IR35 Upheaval – Make Sure You Are Compliant!

Emily Kuhnert December 08, 2019

What is IR35?

Starting April 6, 2020, stricter enforcement of the IR35 legislation will take effect.

While not new, the IR35 is a set of UK payroll legislation that aims to make tax avoidance more difficult for individuals that hold limited companies. The objective of the legislation is to close a loophole that allows an individual to set up a limited company for the purpose of paying less taxes rather than be employed directly by a company. The IR35 will only affect those who would theoretically be directly employed if there was no limited company.

The new reforms being introduced require that companies that engage in the services of a contractor will need to assess whether the individual be categorized as an employee or self-employed for the purpose of determining taxes due.  If the individual is categorized as a “deemed employee,” it will be the responsibility of the company to initiate pay-as-you-earn and national insurance.

In the past, this responsibility fell on the individual, however, most did not comply.

Who will the new IR35 affect?

The reforms for this legislation were introduced to the public sector in 2017, however, as of April 2020, will be introduced to the private sector for medium and large companies as well, allowing ample time for companies to comply with the new legislation.

To be considered a small company, at least two of the following criteria must not be exceeded (and therefore the IR35 will not apply):

  1. Annual turnover of 10.2 million GBP
  2. A balance sheet over 5 Million GBP
  3. More than 50 employees

If a company determines that the IR35 applies, then all workers that are paid through invoice as opposed to regular payroll will have to comply and determine that tax status of each contracted worker.

If an individual is considered “inside IR35,” they will be considered to be a regular employee and will have to pay tax as such as income tax and national insurance.  However, this does not grant the individual entitlement to employee rights.  In addition, there is an additional tax added for working inside the IR35 that must be paid at the end of each year.

On the other hand, individuals working as contractors are considered self-employed if they are deemed outside the IR35 and this will have no effect on them.  In this case, it is the individual’s responsibility to make sure all taxes are calculated and paid.

How to determine if a contractor should be inside the IR35?

There are a variety of different factors that determine if one should be inside the IR35. Below is a list of factors to be considered when determining the IR35 status:

  • The nature of the services provided – Is it personal or is it a B2B service being offered?
  • How much control does the company have over the services being carried out by the contractor? Or does the contractor dictate how their service is being carried out?
  • Is there any sort of obligation for the company to provide consistent work for the contractor? Is the contractor obligated to carry out this work?
  • Is it possible for a substitute to do the work on behalf of the contractor?
  • Is the contractor an integral part of the company?
  • Does the contractor receive any benefits such as holiday pay?
  • Who owns the equipment being used to carry out the work? The company or the contractor
  • Is the contractor able to carry out other contracts for different companies?

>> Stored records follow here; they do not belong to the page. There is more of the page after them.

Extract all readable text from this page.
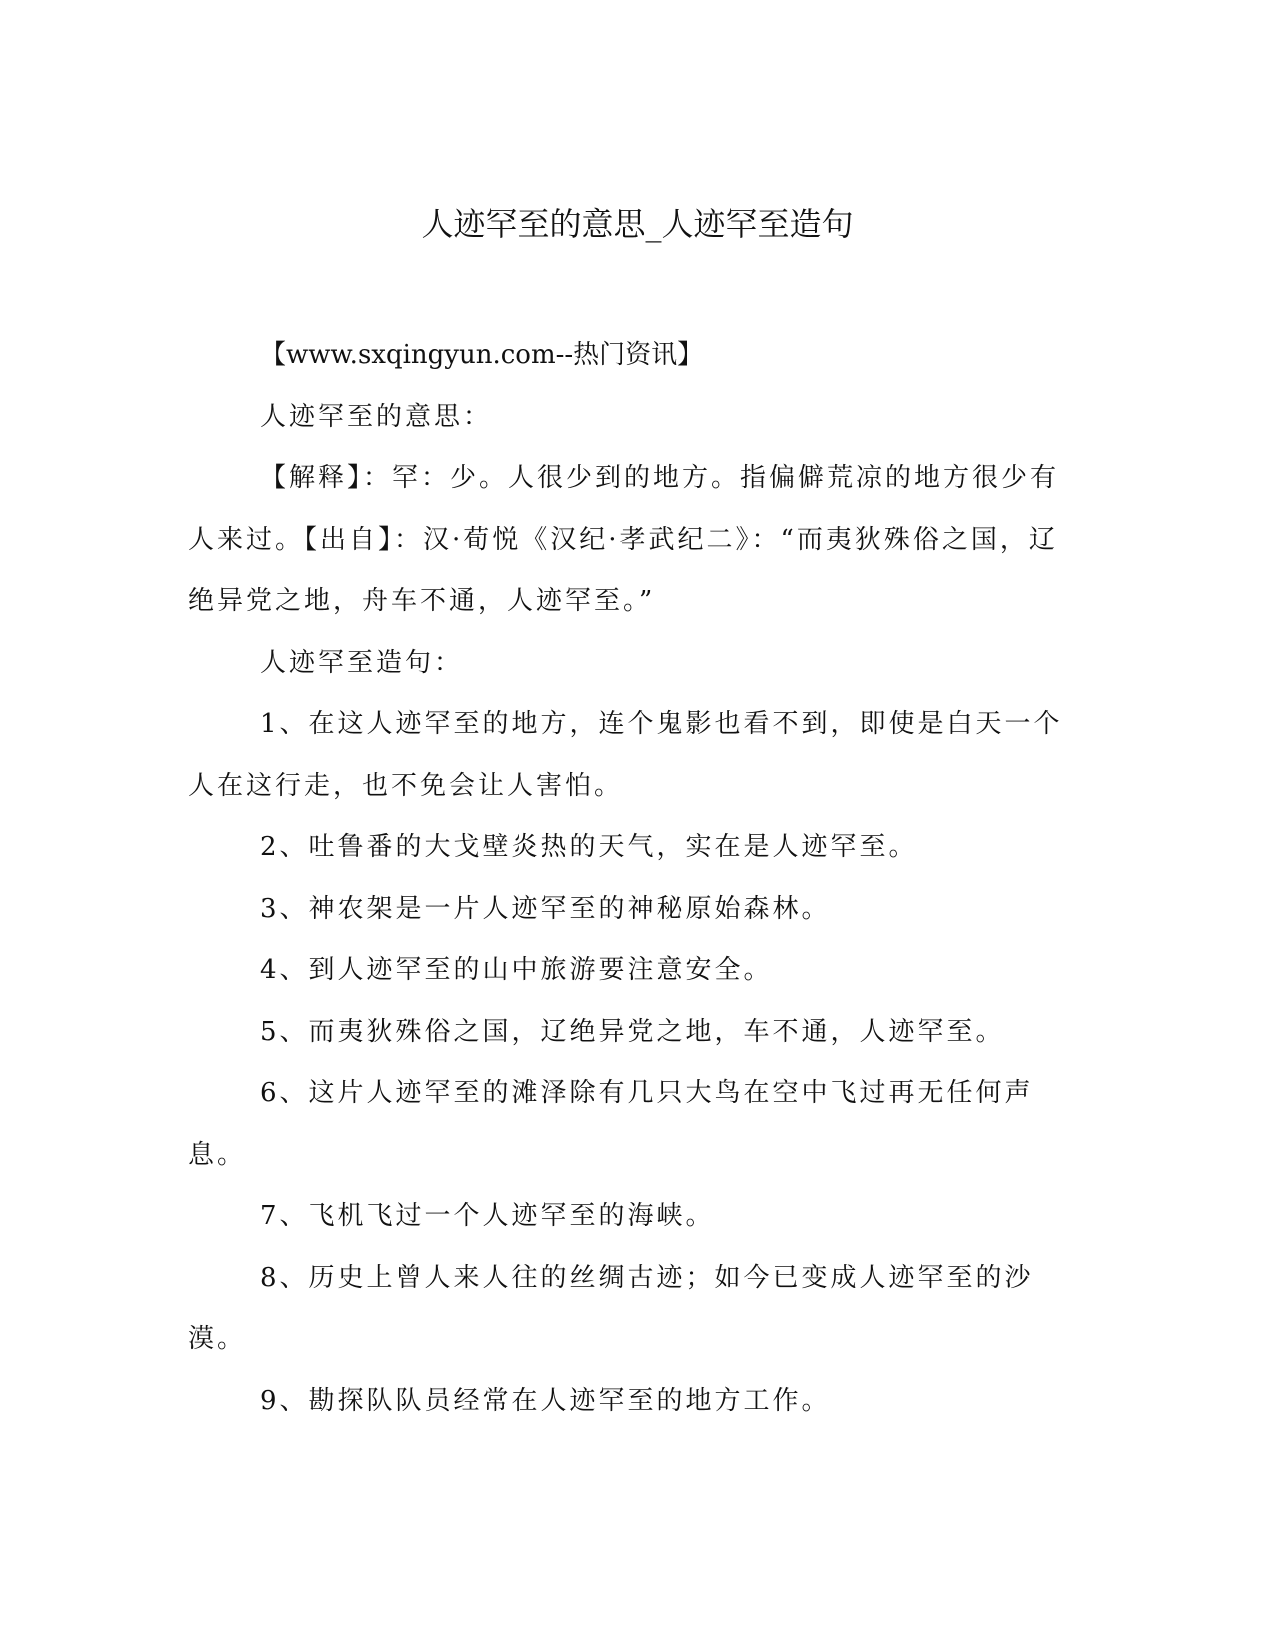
人迹罕至的意思_人迹罕至造句

【www.sxqingyun.com--热门资讯】

人迹罕至的意思：

【解释】：罕：少。人很少到的地方。指偏僻荒凉的地方很少有人来过。【出自】：汉·荀悦《汉纪·孝武纪二》：“而夷狄殊俗之国，辽绝异党之地，舟车不通，人迹罕至。”

人迹罕至造句：

1、在这人迹罕至的地方，连个鬼影也看不到，即使是白天一个人在这行走，也不免会让人害怕。

2、吐鲁番的大戈壁炎热的天气，实在是人迹罕至。

3、神农架是一片人迹罕至的神秘原始森林。

4、到人迹罕至的山中旅游要注意安全。

5、而夷狄殊俗之国，辽绝异党之地，车不通，人迹罕至。

6、这片人迹罕至的滩泽除有几只大鸟在空中飞过再无任何声息。

7、飞机飞过一个人迹罕至的海峡。

8、历史上曾人来人往的丝绸古迹；如今已变成人迹罕至的沙漠。

9、勘探队队员经常在人迹罕至的地方工作。
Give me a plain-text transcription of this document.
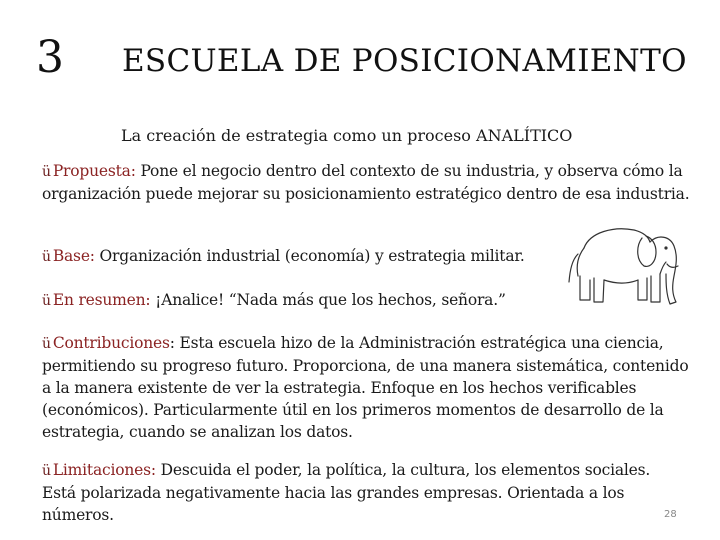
3 ESCUELA DE POSICIONAMIENTO
La creación de estrategia como un proceso ANALÍTICO
ü Propuesta: Pone el negocio dentro del contexto de su industria, y observa cómo la organización puede mejorar su posicionamiento estratégico dentro de esa industria.
ü Base: Organización industrial (economía) y estrategia militar.
ü En resumen: ¡Analice! “Nada más que los hechos, señora.”
ü Contribuciones: Esta escuela hizo de la Administración estratégica una ciencia, permitiendo su progreso futuro. Proporciona, de una manera sistemática, contenido a la manera existente de ver la estrategia. Enfoque en los hechos verificables (económicos). Particularmente útil en los primeros momentos de desarrollo de la estrategia, cuando se analizan los datos.
ü Limitaciones: Descuida el poder, la política, la cultura, los elementos sociales. Está polarizada negativamente hacia las grandes empresas. Orientada a los números.	28
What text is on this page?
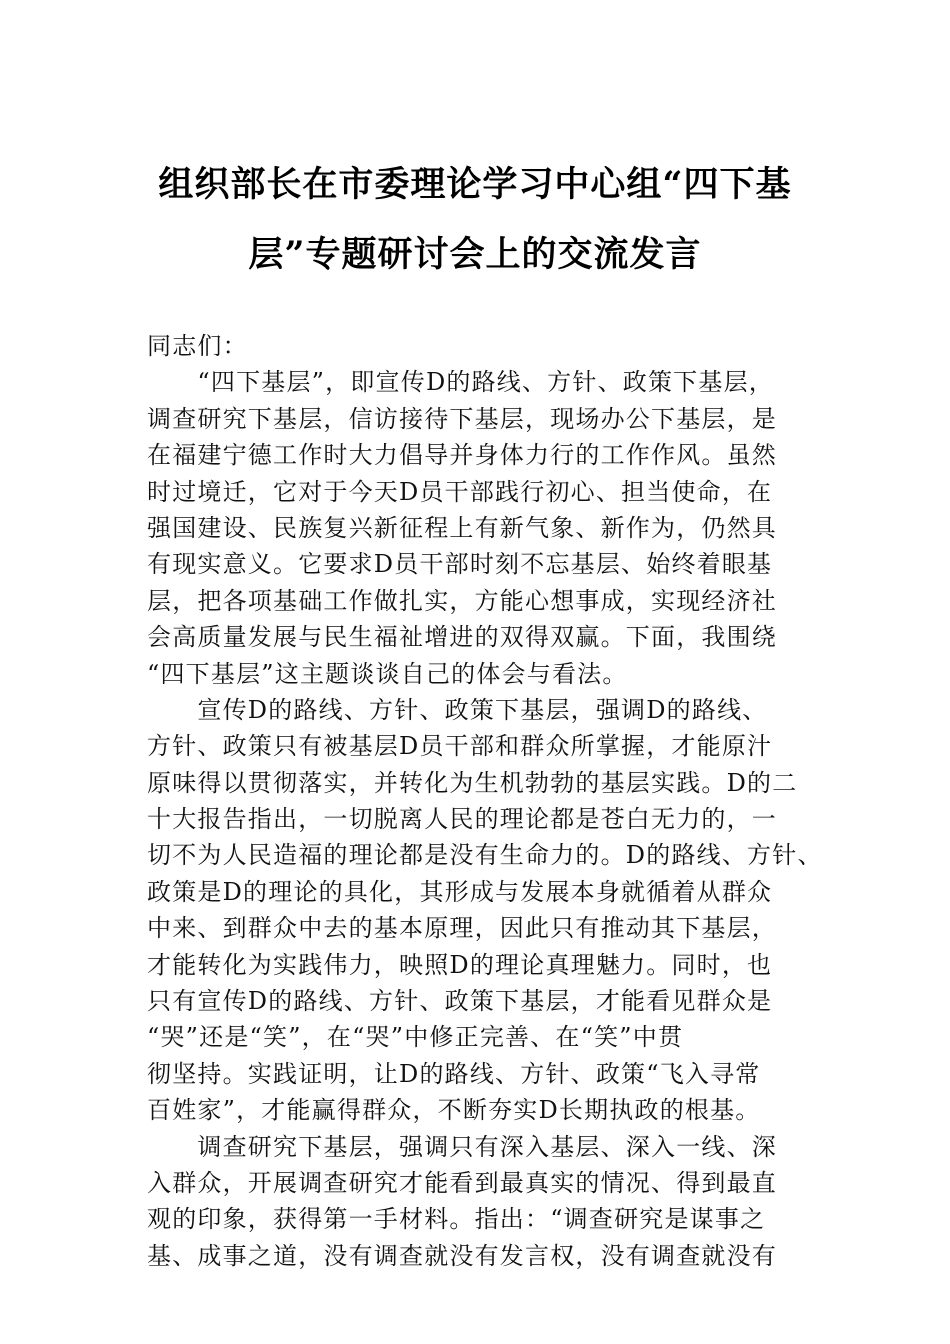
组织部长在市委理论学习中心组“四下基
层”专题研讨会上的交流发言
同志们：
　　“四下基层”，即宣传D的路线、方针、政策下基层，
调查研究下基层，信访接待下基层，现场办公下基层，是
在福建宁德工作时大力倡导并身体力行的工作作风。虽然
时过境迁，它对于今天D员干部践行初心、担当使命，在
强国建设、民族复兴新征程上有新气象、新作为，仍然具
有现实意义。它要求D员干部时刻不忘基层、始终着眼基
层，把各项基础工作做扎实，方能心想事成，实现经济社
会高质量发展与民生福祉增进的双得双赢。下面，我围绕
“四下基层”这主题谈谈自己的体会与看法。
　　宣传D的路线、方针、政策下基层，强调D的路线、
方针、政策只有被基层D员干部和群众所掌握，才能原汁
原味得以贯彻落实，并转化为生机勃勃的基层实践。D的二
十大报告指出，一切脱离人民的理论都是苍白无力的，一
切不为人民造福的理论都是没有生命力的。D的路线、方针、
政策是D的理论的具化，其形成与发展本身就循着从群众
中来、到群众中去的基本原理，因此只有推动其下基层，
才能转化为实践伟力，映照D的理论真理魅力。同时，也
只有宣传D的路线、方针、政策下基层，才能看见群众是
“哭”还是“笑”，在“哭”中修正完善、在“笑”中贯
彻坚持。实践证明，让D的路线、方针、政策“飞入寻常
百姓家”，才能赢得群众，不断夯实D长期执政的根基。
　　调查研究下基层，强调只有深入基层、深入一线、深
入群众，开展调查研究才能看到最真实的情况、得到最直
观的印象，获得第一手材料。指出：“调查研究是谋事之
基、成事之道，没有调查就没有发言权，没有调查就没有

Her Majesty’s Revenue and Customs (HRMC) has created Check Employment Status for Tax (CEST) to assist companies to help determine whether to consider their contractor as inside or outside the IR35.

If the contractor believes that the status is incorrect, they have the right to dispute their IR35 status. The company is obligated to answer with a ruling on whether the status of the worker remains.  If concluded that the original assessment was incorrect, the company must list the reasons why within 45 days of receiving notification.  If the company fails to respond in this time frame, the company becomes liable for paying the worker’s tax and national insurance.

As this legislation is complex and can be easily misinterpreted, it is common for a company (especially global companies working in the UK) to seek outside assistance as to the determination of a contractor being inside or outside the IR35 as it can potentially severely impact them should the wrong status be applied.